13 Of The Weirdest Places People Have Orgasmed

13 Of The Weirdest Places People Have Orgasmed –

Sometimes our bodies get aroused without our brain’s consent. There’s really nothing we can do about it. Especially when we’re young and unable to control all these new, horrifying hormones. Whether or not you act on these unwanted arousals is another thing, though. These 13 people gave in and had a full-on orgasm in the most awkward of places:

1. Especially so for the other middle schoolers on your bus.

The very back of a school bus.

Middle school was weird.

2. Planet Earth is good. Really good.

In a theater showing of Planet Earth.

3. When the time calls…

Navy boot camp in a room full of 80+ smelly dudes.

4. This is why businesses put up those ’employees must wash hands’ signs.

Bathroom of every job I’ve ever had.

5. Fair.


6. Or so you thought.

I had sex in a locked psychiatric hospital multiple times, as a patient.

7. All aboard.

On a train, with a couple people sitting within a 3 seat radius of me.

I was a bit horny and wondered if I would do it as inconspicuously as possible (I am female and actually get off easier the more ‘off-hand’ I am with my method, it’s like 85% mental).

I was sitting on my own at a window seat, and hell yeah, got there pretty quickly. The only thing I really needed to hide was my breathing afterwards.

8. I’m glad this doesn’t happen when I panic.

During a college exam that I was sure I was going to fail.

I was sitting there, panicking over not knowing the answers, when my thighs just started trembling. The more I panicked, the more intense the throbbing became.

9. Blessed be thy shit.

I shit you not, the toilets at the Vatican.

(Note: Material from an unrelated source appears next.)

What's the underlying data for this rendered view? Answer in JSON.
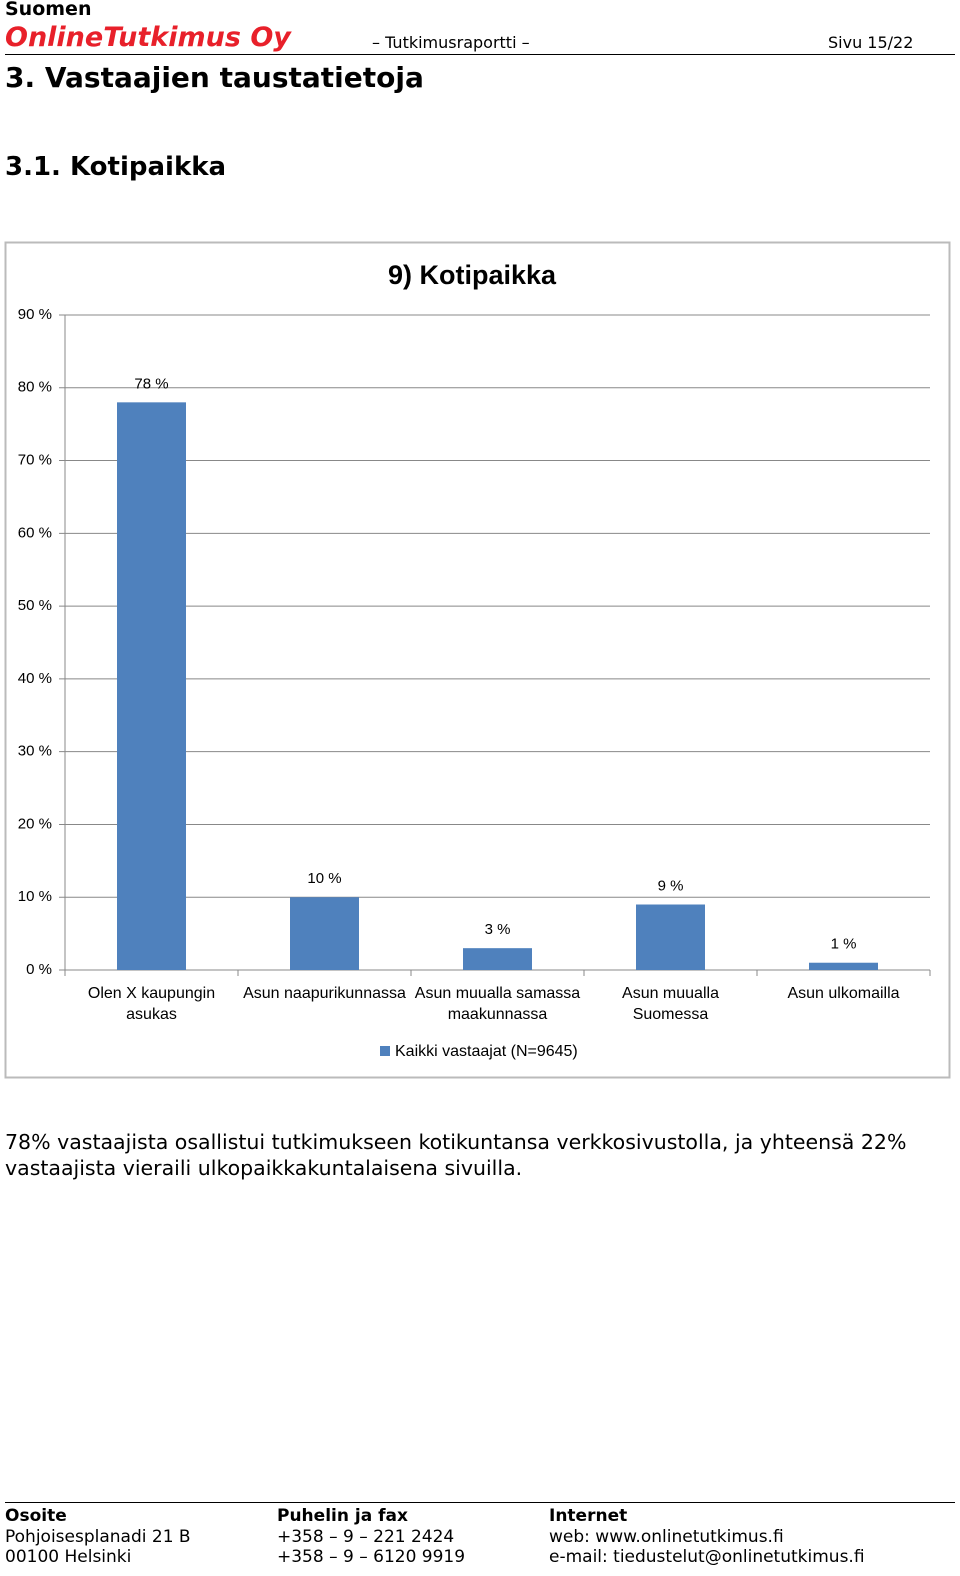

10. The Planet Earth jerker totally understands.

Well every time I go on a mountain hike I like to find a nice little quiet spot to have a little chuffy in the woods. It’s the effect of nature, I dunno- feels right somehow..

11. Some people pay their respects in their own unique ways.

Gettysburg Battlefield, in the woods near the Berdan sharpshooters monument on Seminary Ridge.

Like those brave Union sharpshooters, I was silent, stealthy, and fired with precision.

12. Next time you need an excuse to skip the gym, refer to this story.

A treadmill at the gym.

Throwaway Account for obvious reasons. I was going through a rough period in my life and was hitting the gym pretty fucking hard because I was strung out on Jack3d. I was bench pressing like 240lbs and simultaneously running a 15min 5k. Anyways, I was having a bad day so I decided to really punish my body and some poor treadmill that day by running as hard as I could for as long as I could. 4:45min miles on the treadmill and it’s rough. I finish 3miles at that pace and decided fuck it, we’re gonna go at 4:30min pace. I’m basically sprinting at this point and trying to relax every muscle in my body. I’ve zoned everything out and am completely in the zone, and then it happens. I came in my pants at the gym while running on the treadmill. Thank god nobody noticed otherwise I would have hung myself on the lat machine in the corner. I immediately jumped off the treadmill wiped it down and then went home.

I apparently my legs were hitting my balls, prostate and taint in just the right pattern and I was zoned out so perfectly that I came. I don’t think that’s the running high everyone talks about, but it felt pretty good.

13. Oh. Well damn. Good luck to you.

nowhere. never had an orgasm. im 24.